Omniprésent sur terre, le sable enregistre une surexploitation. Il s’agit d’une ressource non renouvelable qui est formée d’une dizaine de minéraux allant de la silice au calcaire. Estimées à 120 millions de milliards de tonnes, les réserves en sable semblent à première vue inépuisables. Présent dans les déserts, les rivages et les océans, le sable n’est pas toujours accessible ni utilisable. Il peut être enfoui sous la mer ou les sédiments, entravé par l’explosion du nombre de barrages (850 000 en 2022) ou impropre à l’exploitation. Comme le montre Vince Beiser dans The World in a grain (2018), les grains du désert sont ronds et polis par le vent. Ils ne peuvent s’agréger pour former un béton solide. Dans les années 2020, la quantité de sable exploitable s’amoindrit rapidement à tel point qu’une pénurie menace l’économie mondiale.
Cette surexploitation du sable répond aux demandes exponentielles de nombreux secteurs. Le sable constitue un matériau essentiel pour la cosmétique, l’informatique, le verre, l'énergie et surtout le BTP. Le béton se forme en effet de ciment, d’eau, de sable et de gravier. Ainsi, pour produire une maison, il faut en moyenne 200 tonnes de sable, contre 30 000 tonnes pour 1 km d’autoroute. En conséquence, 40 milliards de tonnes de sable sont aujourd’hui extraites chaque année des fonds marins, mines ou lacs. L’urbanisation induite par le développement et la croissance démographique, majoritairement en Asie, accentuent la pression sur le sable. Dans les prochaines décennies, le taux d’urbanisation devrait passer de 55% jusqu’à 70%, entraînant un étalement urbain et des phénomènes de poldérisation (Dubaï, Singapour). Selon l’ONU, la consommation de sable sera décuplée de 1990 à 2050.

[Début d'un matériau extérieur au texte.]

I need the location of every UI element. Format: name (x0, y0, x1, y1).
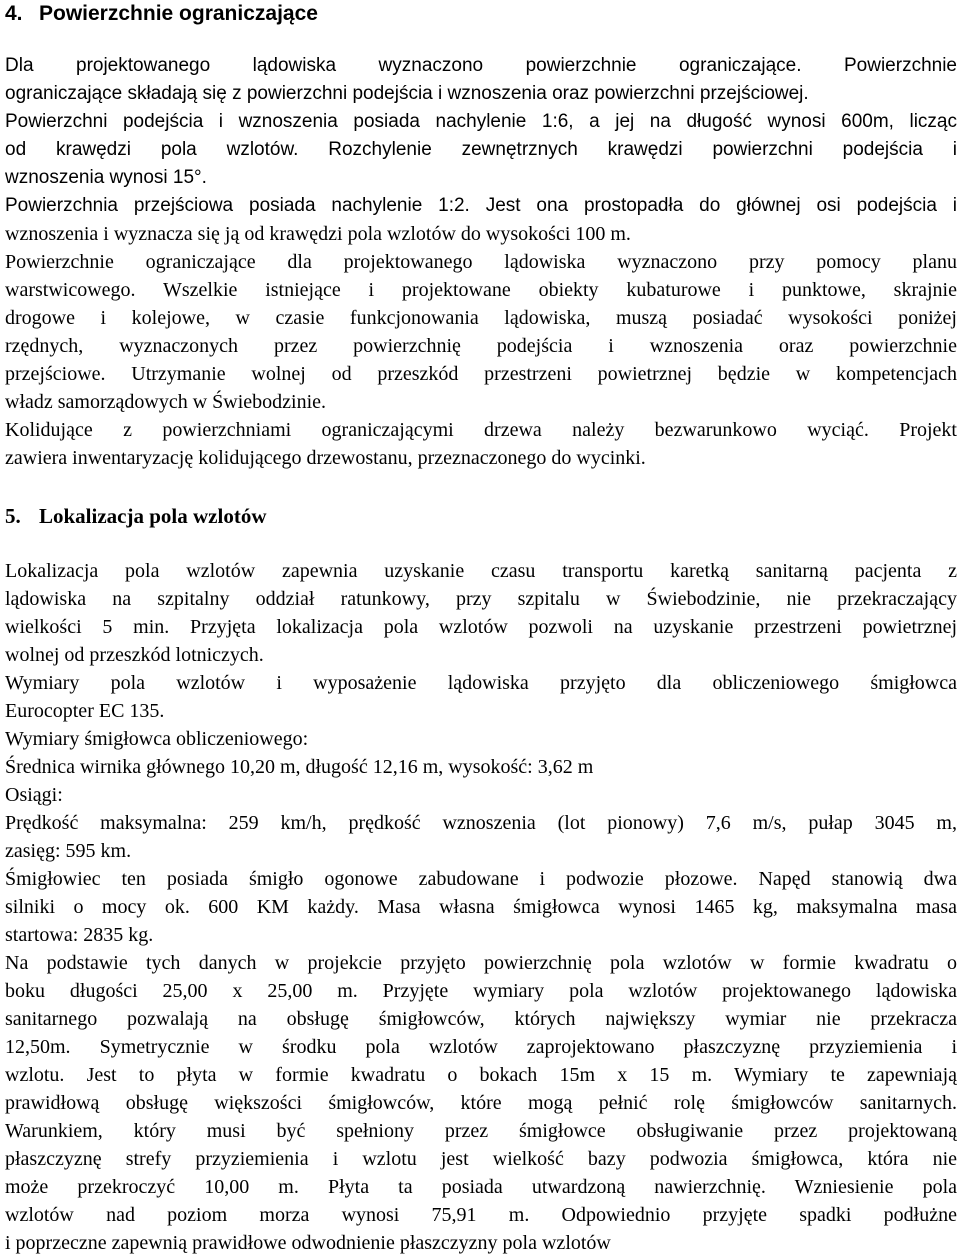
text-line: zawiera inwentaryzację kolidującego drzewostanu, przeznaczonego do wycinki. (5, 447, 646, 469)
text-line: 12,50m. Symetrycznie w środku pola wzlotów zaprojektowano płaszczyznę przyziemienia i (5, 1036, 957, 1058)
text-line: Powierzchni podejścia i wznoszenia posiada nachylenie 1:6, a jej na długość wynosi 600m, licząc (5, 111, 957, 132)
section-heading-5 (5, 502, 266, 530)
text-line: Wymiary pola wzlotów i wyposażenie lądowiska przyjęto dla obliczeniowego śmigłowca (5, 672, 957, 694)
text-line: rzędnych, wyznaczonych przez powierzchnię podejścia i wznoszenia oraz powierzchnie (5, 335, 957, 357)
text-line: boku długości 25,00 x 25,00 m. Przyjęte wymiary pola wzlotów projektowanego lądowiska (5, 980, 957, 1002)
text-line: zasięg: 595 km. (5, 840, 132, 862)
text-line: przejściowe. Utrzymanie wolnej od przeszkód przestrzeni powietrznej będzie w kompetencjach (5, 363, 957, 385)
text-line: Eurocopter EC 135. (5, 700, 165, 722)
text-line: od krawędzi pola wzlotów. Rozchylenie zewnętrznych krawędzi powierzchni podejścia i (5, 139, 957, 160)
text-line: Powierzchnia przejściowa posiada nachylenie 1:2. Jest ona prostopadła do głównej osi podejścia i (5, 195, 957, 216)
text-line: warstwicowego. Wszelkie istniejące i projektowane obiekty kubaturowe i punktowe, skrajnie (5, 279, 957, 301)
text-line: wzlotu. Jest to płyta w formie kwadratu o bokach 15m x 15 m. Wymiary te zapewniają (5, 1064, 957, 1086)
section-number: 5. (5, 504, 21, 528)
text-line: Dla projektowanego lądowiska wyznaczono powierzchnie ograniczające. Powierzchnie (5, 55, 957, 76)
text-line: sanitarnego pozwalają na obsługę śmigłowców, których największy wymiar nie przekracza (5, 1008, 957, 1030)
text-line: Prędkość maksymalna: 259 km/h, prędkość wznoszenia (lot pionowy) 7,6 m/s, pułap 3045 m, (5, 812, 957, 834)
text-line: Lokalizacja pola wzlotów zapewnia uzyskanie czasu transportu karetką sanitarną pacjenta z (5, 560, 957, 582)
text-line: Wymiary śmigłowca obliczeniowego: (5, 728, 309, 750)
text-line: Kolidujące z powierzchniami ograniczającymi drzewa należy bezwarunkowo wyciąć. Projekt (5, 419, 957, 441)
text-line: wielkości 5 min. Przyjęta lokalizacja pola wzlotów pozwoli na uzyskanie przestrzeni powietrznej (5, 616, 957, 638)
text-line: władz samorządowych w Świebodzinie. (5, 391, 327, 413)
text-line: wznoszenia wynosi 15°. (5, 167, 207, 188)
section-number: 4. (5, 2, 23, 25)
text-line: Śmigłowiec ten posiada śmigło ogonowe zabudowane i podwozie płozowe. Napęd stanowią dwa (5, 868, 957, 890)
section-4-body (5, 52, 957, 472)
text-line: lądowiska na szpitalny oddział ratunkowy, przy szpitalu w Świebodzinie, nie przekraczający (5, 588, 957, 610)
section-title: Lokalizacja pola wzlotów (39, 504, 267, 528)
text-line: wolnej od przeszkód lotniczych. (5, 644, 264, 666)
text-line: Na podstawie tych danych w projekcie przyjęto powierzchnię pola wzlotów w formie kwadratu o (5, 952, 957, 974)
text-line: wznoszenia i wyznacza się ją od krawędzi pola wzlotów do wysokości 100 m. (5, 223, 631, 245)
text-line: prawidłową obsługę większości śmigłowców, które mogą pełnić rolę śmigłowców sanitarnych. (5, 1092, 957, 1114)
text-line: może przekroczyć 10,00 m. Płyta ta posiada utwardzoną nawierzchnię. Wzniesienie pola (5, 1176, 957, 1198)
text-line: Warunkiem, który musi być spełniony przez śmigłowce obsługiwanie przez projektowaną (5, 1120, 957, 1142)
text-line: drogowe i kolejowe, w czasie funkcjonowania lądowiska, muszą posiadać wysokości poniżej (5, 307, 957, 329)
section-title: Powierzchnie ograniczające (39, 2, 318, 25)
text-line: wzlotów nad poziom morza wynosi 75,91 m. Odpowiednio przyjęte spadki podłużne (5, 1204, 957, 1226)
section-heading-4 (5, 0, 318, 28)
text-line: płaszczyznę strefy przyziemienia i wzlotu jest wielkość bazy podwozia śmigłowca, która nie (5, 1148, 957, 1170)
text-line: Osiągi: (5, 784, 63, 806)
text-line: ograniczające składają się z powierzchni podejścia i wznoszenia oraz powierzchni przejściowej. (5, 83, 809, 104)
text-line: silniki o mocy ok. 600 KM każdy. Masa własna śmigłowca wynosi 1465 kg, maksymalna masa (5, 896, 957, 918)
text-line: startowa: 2835 kg. (5, 924, 154, 946)
text-line: Średnica wirnika głównego 10,20 m, długość 12,16 m, wysokość: 3,62 m (5, 756, 594, 778)
text-line: i poprzeczne zapewnią prawidłowe odwodnienie płaszczyzny pola wzlotów (5, 1232, 611, 1254)
section-5-body (5, 557, 957, 1257)
text-line: Powierzchnie ograniczające dla projektowanego lądowiska wyznaczono przy pomocy planu (5, 251, 957, 273)
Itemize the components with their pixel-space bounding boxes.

Ainsi, une géographie du commerce du sable se dessine autour du monde. Les plus grands pays exportateurs sont respectivement les États-Unis, l’Australie, la Belgique, mais aussi l’Allemagne, les Émirats Arabes Unis (EAU), la France et la Malaisie. Compte tenu de son poids, le commerce du sable est majoritairement bilatéral entre pays voisins, ce qui explique, par exemple, les échanges entre le Canada, premier importateur en raison de sa politique de fracturation hydraulique, et les États-Unis. Très pauvres en sable domestique, et en phase de forte croissance urbaine et démographique, Singapour et les pays du Golfe sont également de grands importateurs. La consommation de sable reflète alors les bouleversements économiques contemporains : à elle seule, la Chine a utilisé de 2011 à 2013 plus de béton que les États-Unis au cours du XXème siècle pour Vaclav Smil (Making the modern world, 2013).
Cette ressource naturelle constitue tout autant une source d’opportunités que de tensions protéiformes.
Les besoins en sable alimentent des rivalités croissantes dans les sous-régions. La raréfaction du sable frappe plus fortement certains territoires. Subissant un déficit en sable, l’Asie de l’est et du sud-est a vu reculer 75 à 90% de ses plages en raison de l’extraction de sable et de l’eustasie. La disparition de certaines îles, comme celles au large de Balikpapan en Indonésie, pourraient alimenter les tensions liées aux Zones Économiques Exclusives (ZEE) telles que définies par la Convention de Montego Bay (1982) concernant l’exploitation des ressources. Très pauvre en sable domestique, Singapour a soutenu son extension urbaine par des importations en provenance de ses voisins indonésien, malais et vietnamien. Face à la diminution drastique de leurs réserves en sable, ces derniers ont progressivement suspendu leurs exportations de sable vers Singapour dans les années 2000, alimentant le ressentiment dans la cité-État.
Menaçant la sécurité des populations, les trafiquants de sable s’enrichissent frauduleusement. Profitant de l’absence de véritable régulation internationale, les exploitations illégales font rage dans 60 pays selon l’ONG American Costal care. Dans son article « En Inde, les mafias du sable ont le pouvoir, l’argent, les armes » (2022), Le Monde révèle l’ampleur d’un trafic mafieux « aux mains d’entrepreneurs, de notables locaux et de policiers corrompus » dans plus de 8 000 sites. Particulièrement touchés, les États du Bihar, du Madhya Pradesh et de l’Uttar Pradesh sont gangrénés par les exploitations illégales. Entre janvier 2019 et novembre 2020, l’ONG SANDRP a recensé la mort d’au moins 23 citoyens, 11 responsables gouvernementaux et 5 journalistes engagés. À l’échelle sous-régionale, Singapour contourne les suspensions d’exportation de ses voisins par des dealers et sociétés écrans.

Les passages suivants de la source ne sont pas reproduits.